SF-Klasse bei Scheidung: Regelungen, Rechte und was mit der Klasse passiert

Bei einer Scheidung stellt sich häufig die Frage, wer die SF-Klasse behält oder ob eine Übertragung stattfindet. SF-Klassen folgen eigenen Regeln — unabhängig von Vermögensteilung oder Scheidungsrecht. Was gilt und was Sie beachten sollten.

Wem gehört die SF-Klasse rechtlich?

Die SF-Klasse ist an den Versicherungsvertrag und den Versicherungsnehmer gebunden. Der Versicherungsnehmer ist diejenige Person, die den Vertrag abgeschlossen hat. Bei einer Scheidung wird das Kfz-Versicherungsverhältnis nicht automatisch aufgelöst oder aufgeteilt. Die SF-Klasse verbleibt beim bisherigen Versicherungsnehmer.

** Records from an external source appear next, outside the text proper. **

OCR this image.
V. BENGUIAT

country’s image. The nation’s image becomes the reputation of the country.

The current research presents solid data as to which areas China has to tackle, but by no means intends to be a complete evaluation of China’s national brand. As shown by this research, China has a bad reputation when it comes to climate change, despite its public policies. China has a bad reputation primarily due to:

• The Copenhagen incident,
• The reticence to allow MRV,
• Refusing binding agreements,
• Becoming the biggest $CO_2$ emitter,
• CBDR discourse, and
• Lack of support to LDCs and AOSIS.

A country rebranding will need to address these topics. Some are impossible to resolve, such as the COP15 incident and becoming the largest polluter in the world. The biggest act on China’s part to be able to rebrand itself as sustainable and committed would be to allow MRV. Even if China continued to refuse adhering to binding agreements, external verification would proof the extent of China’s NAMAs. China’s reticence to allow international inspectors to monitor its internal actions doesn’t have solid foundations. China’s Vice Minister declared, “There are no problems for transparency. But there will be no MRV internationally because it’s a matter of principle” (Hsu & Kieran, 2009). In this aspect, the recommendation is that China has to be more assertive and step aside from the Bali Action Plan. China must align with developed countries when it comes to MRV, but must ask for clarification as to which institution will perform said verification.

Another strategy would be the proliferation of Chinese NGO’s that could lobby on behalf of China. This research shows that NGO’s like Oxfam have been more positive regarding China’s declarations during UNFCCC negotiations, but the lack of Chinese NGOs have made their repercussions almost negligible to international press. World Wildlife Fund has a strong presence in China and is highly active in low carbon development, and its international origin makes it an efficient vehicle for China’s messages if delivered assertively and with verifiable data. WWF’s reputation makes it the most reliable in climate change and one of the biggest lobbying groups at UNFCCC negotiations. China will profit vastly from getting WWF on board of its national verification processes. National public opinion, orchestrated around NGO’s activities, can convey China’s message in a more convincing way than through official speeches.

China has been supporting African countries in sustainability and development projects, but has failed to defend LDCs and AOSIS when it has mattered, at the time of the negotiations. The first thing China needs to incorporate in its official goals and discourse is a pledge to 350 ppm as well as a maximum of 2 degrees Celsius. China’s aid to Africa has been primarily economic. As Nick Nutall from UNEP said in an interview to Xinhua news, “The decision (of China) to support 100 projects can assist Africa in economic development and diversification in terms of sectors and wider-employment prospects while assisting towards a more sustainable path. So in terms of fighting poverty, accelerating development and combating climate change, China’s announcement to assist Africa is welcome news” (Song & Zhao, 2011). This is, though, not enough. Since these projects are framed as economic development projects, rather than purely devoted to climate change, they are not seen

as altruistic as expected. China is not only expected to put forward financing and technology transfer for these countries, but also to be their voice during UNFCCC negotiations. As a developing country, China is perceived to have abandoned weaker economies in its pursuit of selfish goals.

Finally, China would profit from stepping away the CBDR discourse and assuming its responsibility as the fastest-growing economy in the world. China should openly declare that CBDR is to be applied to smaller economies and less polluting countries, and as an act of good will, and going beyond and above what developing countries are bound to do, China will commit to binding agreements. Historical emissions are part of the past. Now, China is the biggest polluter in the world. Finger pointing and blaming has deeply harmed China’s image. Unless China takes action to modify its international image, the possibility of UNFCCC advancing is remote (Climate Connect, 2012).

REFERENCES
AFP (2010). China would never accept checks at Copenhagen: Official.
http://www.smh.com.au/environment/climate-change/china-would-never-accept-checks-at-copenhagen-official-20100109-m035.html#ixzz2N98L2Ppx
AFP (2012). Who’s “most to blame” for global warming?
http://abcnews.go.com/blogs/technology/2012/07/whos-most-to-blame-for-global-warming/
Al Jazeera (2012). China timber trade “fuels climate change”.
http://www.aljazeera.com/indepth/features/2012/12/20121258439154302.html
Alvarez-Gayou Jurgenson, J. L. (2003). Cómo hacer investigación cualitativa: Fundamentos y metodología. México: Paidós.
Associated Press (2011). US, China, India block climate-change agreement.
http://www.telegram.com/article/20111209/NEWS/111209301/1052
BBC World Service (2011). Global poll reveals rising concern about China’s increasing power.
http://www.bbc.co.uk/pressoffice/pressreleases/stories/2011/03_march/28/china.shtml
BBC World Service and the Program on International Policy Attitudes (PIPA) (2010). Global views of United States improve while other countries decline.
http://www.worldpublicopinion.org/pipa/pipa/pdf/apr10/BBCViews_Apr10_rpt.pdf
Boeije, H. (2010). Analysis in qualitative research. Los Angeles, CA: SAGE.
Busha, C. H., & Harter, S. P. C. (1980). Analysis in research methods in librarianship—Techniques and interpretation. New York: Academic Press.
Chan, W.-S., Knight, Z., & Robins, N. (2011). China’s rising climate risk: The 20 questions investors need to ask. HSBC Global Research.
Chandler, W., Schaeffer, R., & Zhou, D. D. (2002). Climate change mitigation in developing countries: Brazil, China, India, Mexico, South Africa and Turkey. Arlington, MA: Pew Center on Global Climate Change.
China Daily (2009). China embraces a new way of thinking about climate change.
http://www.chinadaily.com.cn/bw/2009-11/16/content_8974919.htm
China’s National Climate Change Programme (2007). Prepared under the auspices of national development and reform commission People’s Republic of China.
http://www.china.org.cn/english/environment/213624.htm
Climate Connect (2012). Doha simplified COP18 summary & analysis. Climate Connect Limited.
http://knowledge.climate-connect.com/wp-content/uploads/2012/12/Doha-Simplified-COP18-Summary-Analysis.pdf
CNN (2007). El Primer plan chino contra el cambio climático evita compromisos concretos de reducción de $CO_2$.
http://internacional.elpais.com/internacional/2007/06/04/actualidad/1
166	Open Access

Freiwillige Übertragung im Scheidungsverfahren

Im Rahmen einer einvernehmlichen Scheidung können Ehepartner vereinbaren, dass einer von beiden die SF-Klasse des anderen übernimmt — beispielsweise im Zuge der Fahrzeugaufteilung. Diese Übertragung erfolgt dann nach denselben Regeln wie jede andere Ehepartner-Übertragung. Der Versicherer muss der Übertragung zustimmen.

Was bei gemeinsam genutzten Fahrzeugen gilt

War ein Fahrzeug auf einen der Partner versichert, bleibt die SF-Klasse bei diesem Partner. Nutzte der andere Partner das Fahrzeug regelmäßig mit, hat er trotzdem keine eigene SF-Klasse aufgebaut — das ist nur möglich, wenn ein eigener Vertrag bestanden hat. In Trennungssituationen ist es daher sinnvoll, möglichst früh einen eigenen Vertrag anzumelden, um eigene Schadenfreiheitsjahre zu sammeln.

Strategie: Wer sollte was übernehmen?

Wenn ein Partner das Fahrzeug im Zuge der Scheidung erhält, sollte er prüfen, ob eine Übertragung der SF-Klasse des anderen Partners wirtschaftlich sinnvoll ist. Besonders wertvoll ist das, wenn der Partner, der das Fahrzeug nicht erhält, eine deutlich höhere SF-Klasse hat. Umgekehrt: Wer ein neues Fahrzeug kauft und in SF 0 starten müsste, profitiert erheblich von einer Übertragung.